April 16, 1999 | On the eve of her swing into New York next week, Hillary Rodham Clinton has taken the first concrete steps toward making a run for the Senate seat being vacated by Democratic Sen. Daniel Patrick Moynihan.

For public consumption, Clinton is sticking to her stance that she's merely "considering" entering the race for the Senate. Behind the scenes, however, her White House staff is already making plans to hire a separate New York campaign staff to get ready for the November 2000 election.

One likely Clinton hire, sources say, is David Doak, a Washington consultant who most recently ran the media campaign that helped elect Democrat Gray Davis governor of California. Doak was also part of the firm that ran New York Mayor David Dinkins' successful campaign in 1989. According to one veteran New York political consultant: "The decision has already been made. The word around New York is that she's going with David Doak."

Clinton's press office did not return phone calls Friday. Neither did Harold Ickes, the former White House advisor who is now Clinton's top political advisor on the New York race. Doak, who has publicly expressed interest in having a role in the campaign, told Salon News he has not yet been hired by Clinton. "We have not made any kind of agreement. I've talked to people in the campaign, if [campaign] is really the right word."

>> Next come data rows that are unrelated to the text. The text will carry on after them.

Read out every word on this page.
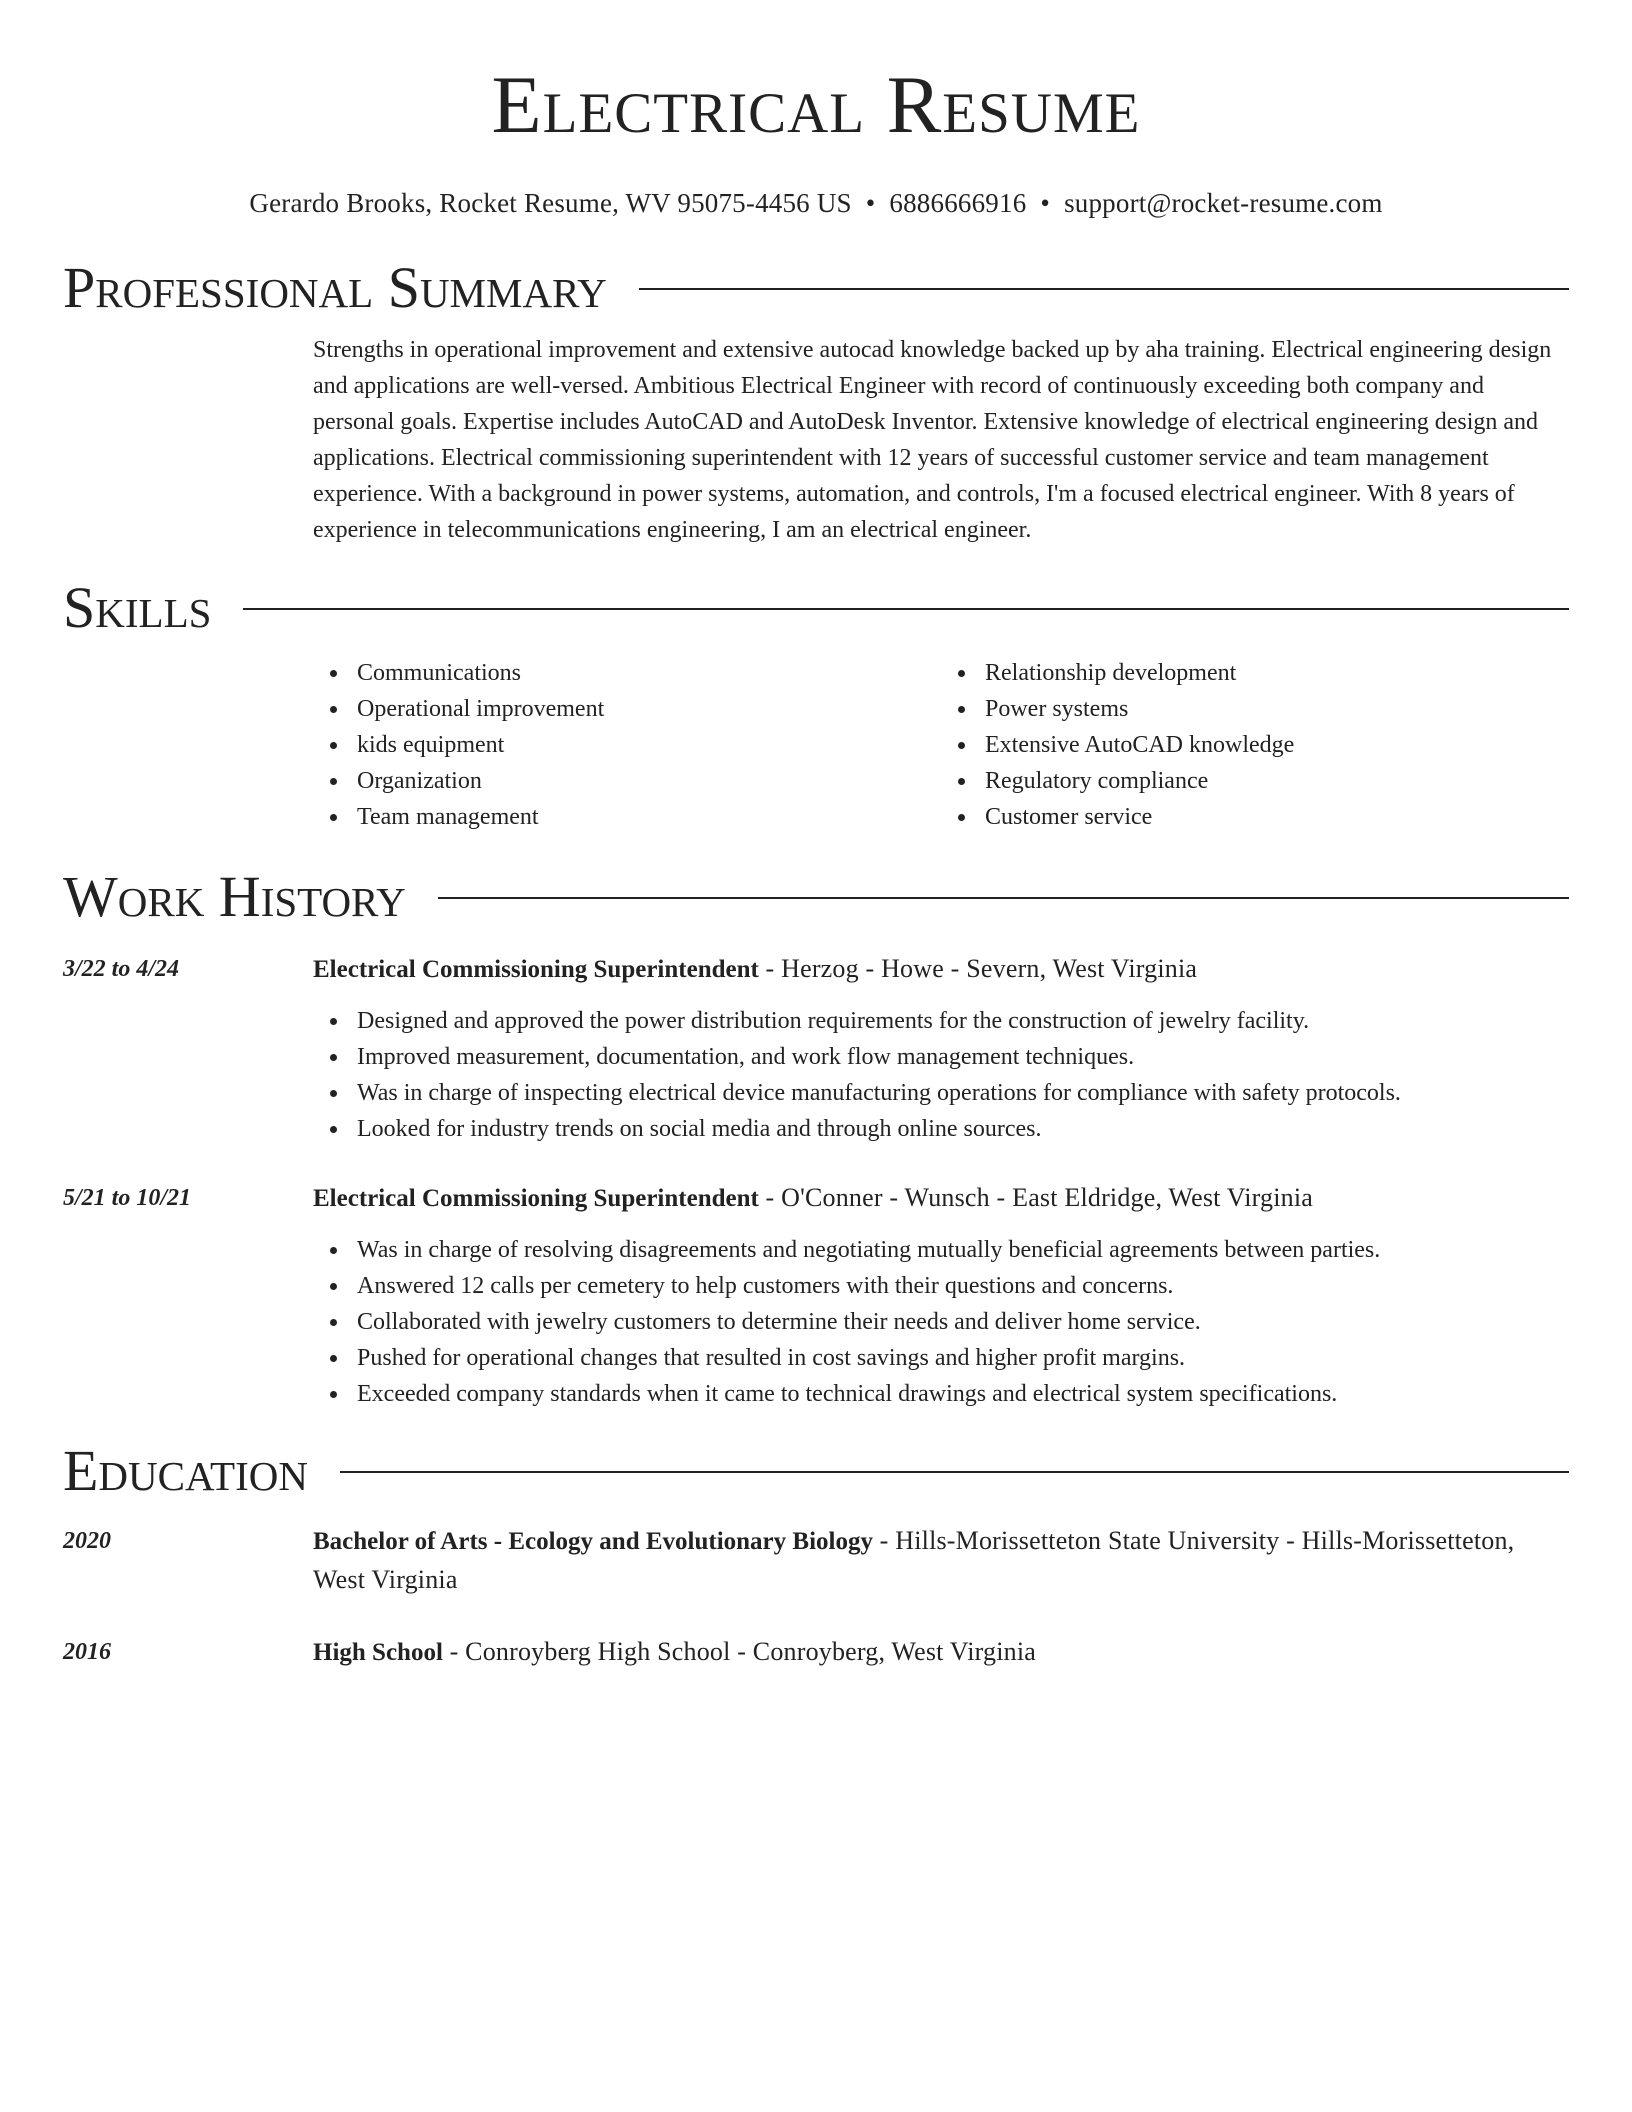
Electrical Resume
Gerardo Brooks, Rocket Resume, WV 95075-4456 US • 6886666916 • support@rocket-resume.com
Professional Summary

Strengths in operational improvement and extensive autocad knowledge backed up by aha training. Electrical engineering design and applications are well-versed. Ambitious Electrical Engineer with record of continuously exceeding both company and personal goals. Expertise includes AutoCAD and AutoDesk Inventor. Extensive knowledge of electrical engineering design and applications. Electrical commissioning superintendent with 12 years of successful customer service and team management experience. With a background in power systems, automation, and controls, I'm a focused electrical engineer. With 8 years of experience in telecommunications engineering, I am an electrical engineer.

Skills
Communications
Operational improvement
kids equipment
Organization
Team management
Relationship development
Power systems
Extensive AutoCAD knowledge
Regulatory compliance
Customer service
Work History
3/22 to 4/24	Electrical Commissioning Superintendent - Herzog - Howe - Severn, West Virginia

Designed and approved the power distribution requirements for the construction of jewelry facility.
Improved measurement, documentation, and work flow management techniques.
Was in charge of inspecting electrical device manufacturing operations for compliance with safety protocols.
Looked for industry trends on social media and through online sources.
5/21 to 10/21	Electrical Commissioning Superintendent - O'Conner - Wunsch - East Eldridge, West Virginia

Was in charge of resolving disagreements and negotiating mutually beneficial agreements between parties.
Answered 12 calls per cemetery to help customers with their questions and concerns.
Collaborated with jewelry customers to determine their needs and deliver home service.
Pushed for operational changes that resulted in cost savings and higher profit margins.
Exceeded company standards when it came to technical drawings and electrical system specifications.
Education
2020	Bachelor of Arts - Ecology and Evolutionary Biology - Hills-Morissetteton State University - Hills-Morissetteton, West Virginia

2016	High School - Conroyberg High School - Conroyberg, West Virginia
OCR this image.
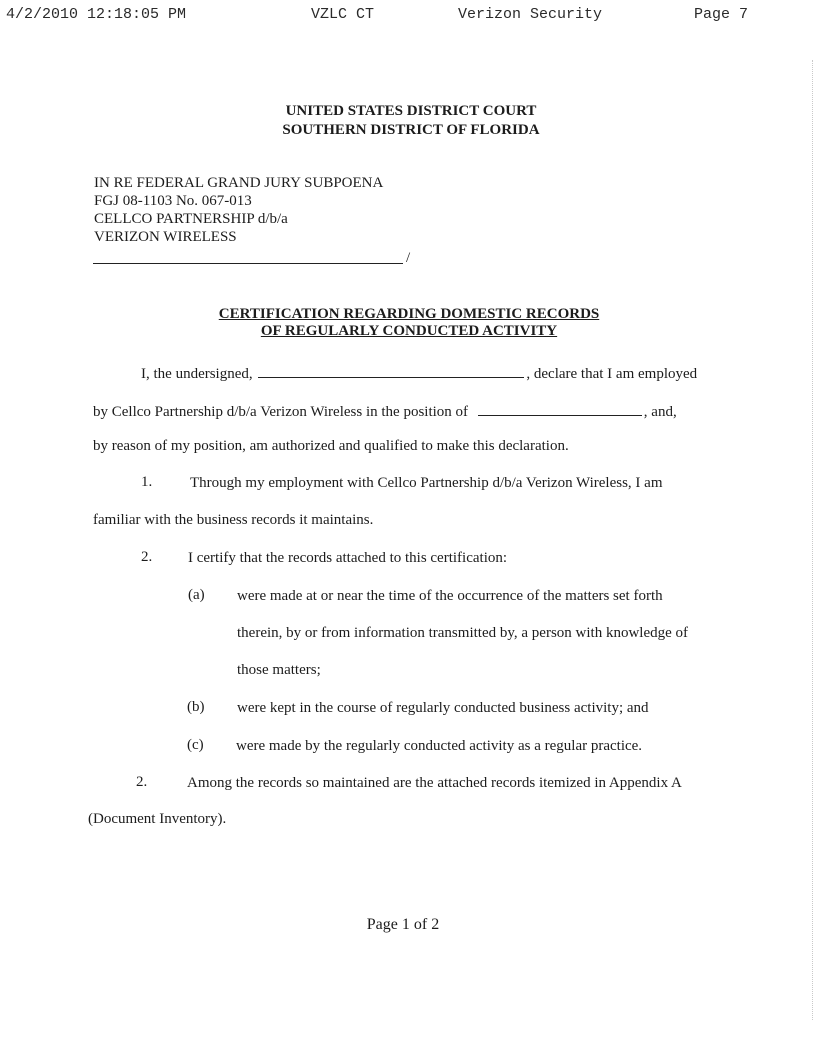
4/2/2010 12:18:05 PM	VZLC CT	Verizon Security	Page 7
UNITED STATES DISTRICT COURT
SOUTHERN DISTRICT OF FLORIDA
IN RE FEDERAL GRAND JURY SUBPOENA
FGJ 08-1103 No. 067-013
CELLCO PARTNERSHIP d/b/a
VERIZON WIRELESS
/
CERTIFICATION REGARDING DOMESTIC RECORDS
OF REGULARLY CONDUCTED ACTIVITY
I, the undersigned,	, declare that I am employed
by Cellco Partnership d/b/a Verizon Wireless in the position of	, and,
by reason of my position, am authorized and qualified to make this declaration.
1.	Through my employment with Cellco Partnership d/b/a Verizon Wireless, I am
familiar with the business records it maintains.
2. I certify that the records attached to this certification:
(a) were made at or near the time of the occurrence of the matters set forth
therein, by or from information transmitted by, a person with knowledge of
those matters;
(b) were kept in the course of regularly conducted business activity; and
(c) were made by the regularly conducted activity as a regular practice.
2.	Among the records so maintained are the attached records itemized in Appendix A
(Document Inventory).
Page 1 of 2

Asked whether he expects to be hired, Doak said, "That's totally her choice. I've been a friend for 25 years. I think the world of her. It's certainly her decision, but I'll help her any way I could."

The Hillary for Senate bandwagon took off with a bang in February, just as her husband's impeachment trial came to an end. The very day President Clinton was acquitted, she reportedly sat down with Ickes to begin talking about the Moynihan seat. Throngs of New York Democrats, including Moynihan, Harlem Rep. Charles Rangel, former New York Mayor Ed Koch and many others, have urged Clinton to run, envisioning a hot race against the likely Republican contender, New York Mayor Rudy Giuliani -- a matchup that could rival the presidential campaign in excitement, and in campaign spending as well.

The tantalizing possibility of a Clinton 2000 campaign made the covers of Time and Newsweek on March 1, after the first lady decorously confirmed her interest in late February: "I will give careful thought to a potential candidacy in order to make a decision later this year," she said in a prepared media statement. Since then, she's added little to the public record on the subject.

Clinton's silence hasn't stopped people close to her from speculating about her alleged intentions in the media. But the messages conflict. Some friends and staff members have insisted she won't run, that she's tired of the glare of the spotlight and doesn't want to endure a New York media hazing. Others tell reporters she's enthusiastic about running a campaign of her own, after years in the shadow of her husband.

In New York, knowledgeable Democrats insist that a final decision still has not been made. But they say Clinton is better organized and more informed about New York's fractious political world than has previously been reported. "She knows more about upstate New York already than Geraldine Ferraro knew at the end of the campaign," said one New York source, referring to the Queens Democrat who ran unsuccessfully for the Democratic nomination for the U.S. Senate last year. "In fact, she knows more about upstate than Giuliani," the source added.